Radiation torque on a sphere centered on an acoustic helicoidal (vortex) Bessel beam.

Abstract

Circularly polarized electromagnetic waves carry axial angular momentum and analysis shows that the axial radiation torque on an illuminated sphere is proportional to the power absorbed by the sphere [P. L. Marston and J. H. Crichton, Phys. Rev. A. 30, 2508–2516 (1984)]. Hefner and Marston [J. Acoust. Soc. Am. 106, 3313–3316 (1999)] proposed that a helicoidal acoustic beam (an acoustic vortex) also carries axial angular momentum and noted that absorption of such a beam should also produce an axial radiation torque. In the present work the acoustic radiation torque on a sphere centered on an acoustic helicoidal Bessel beam is analyzed and the torque is predicted to be proportional to the ratio of the power absorbed as a result of the interaction of sound with the sphere to the acoustic frequency.
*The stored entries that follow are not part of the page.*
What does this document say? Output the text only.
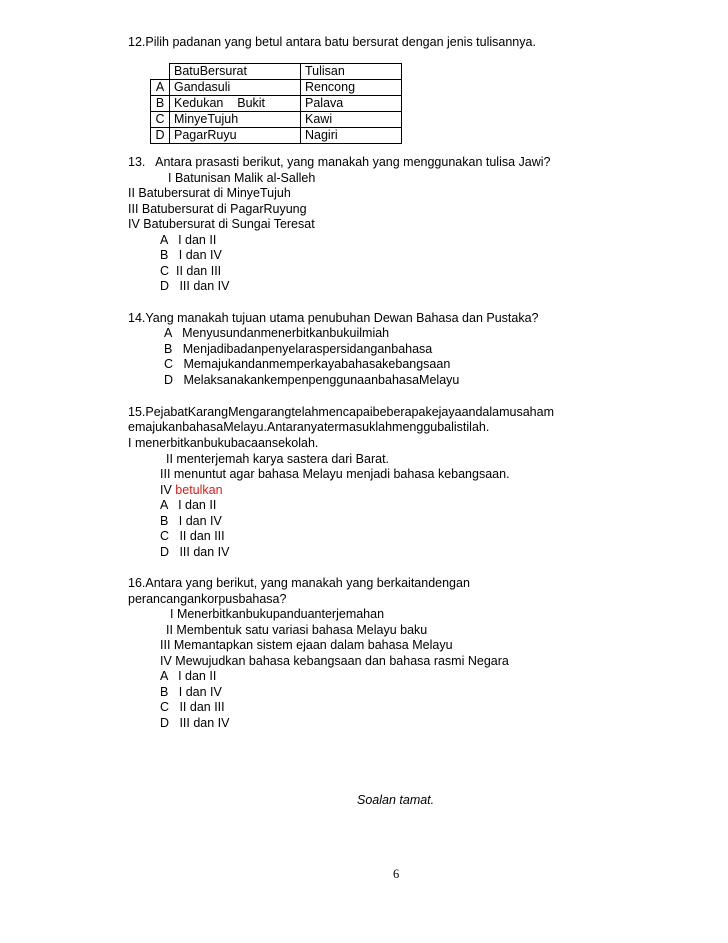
12.Pilih padanan yang betul antara batu bersurat dengan jenis tulisannya.
	BatuBersurat	Tulisan
A	Gandasuli	Rencong
B	Kedukan    Bukit	Palava
C	MinyeTujuh	Kawi
D	PagarRuyu	Nagiri
13.   Antara prasasti berikut, yang manakah yang menggunakan tulisa Jawi?
I Batunisan Malik al-Salleh
II Batubersurat di MinyeTujuh
III Batubersurat di PagarRuyung
IV Batubersurat di Sungai Teresat
A   I dan II
B   I dan IV
C  II dan III
D   III dan IV
14.Yang manakah tujuan utama penubuhan Dewan Bahasa dan Pustaka?
A   Menyusundanmenerbitkanbukuilmiah
B   Menjadibadanpenyelaraspersidanganbahasa
C   Memajukandanmemperkayabahasakebangsaan
D   MelaksanakankempenpenggunaanbahasaMelayu
15.PejabatKarangMengarangtelahmencapaibeberapakejayaandalamusaham
emajukanbahasaMelayu.Antaranyatermasuklahmenggubalistilah.
I menerbitkanbukubacaansekolah.
II menterjemah karya sastera dari Barat.
III menuntut agar bahasa Melayu menjadi bahasa kebangsaan.
IV betulkan
A   I dan II
B   I dan IV
C   II dan III
D   III dan IV
16.Antara yang berikut, yang manakah yang berkaitandengan
perancangankorpusbahasa?
I Menerbitkanbukupanduanterjemahan
II Membentuk satu variasi bahasa Melayu baku
III Memantapkan sistem ejaan dalam bahasa Melayu
IV Mewujudkan bahasa kebangsaan dan bahasa rasmi Negara
A   I dan II
B   I dan IV
C   II dan III
D   III dan IV
Soalan tamat.
6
The torque is also proportional to the topological charge of the beam. Depending on the beam helicity, the torque is parallel or anti-parallel to the beam axis. The analysis uses a relation between the scattering and the partial wave coefficients for a sphere in a helicoidal Bessel beam [P. L. Marston, J. Acoust. Soc. Am. 124, 2905–2910 (2008)]. [This research was supported in part by ONR and NASA.]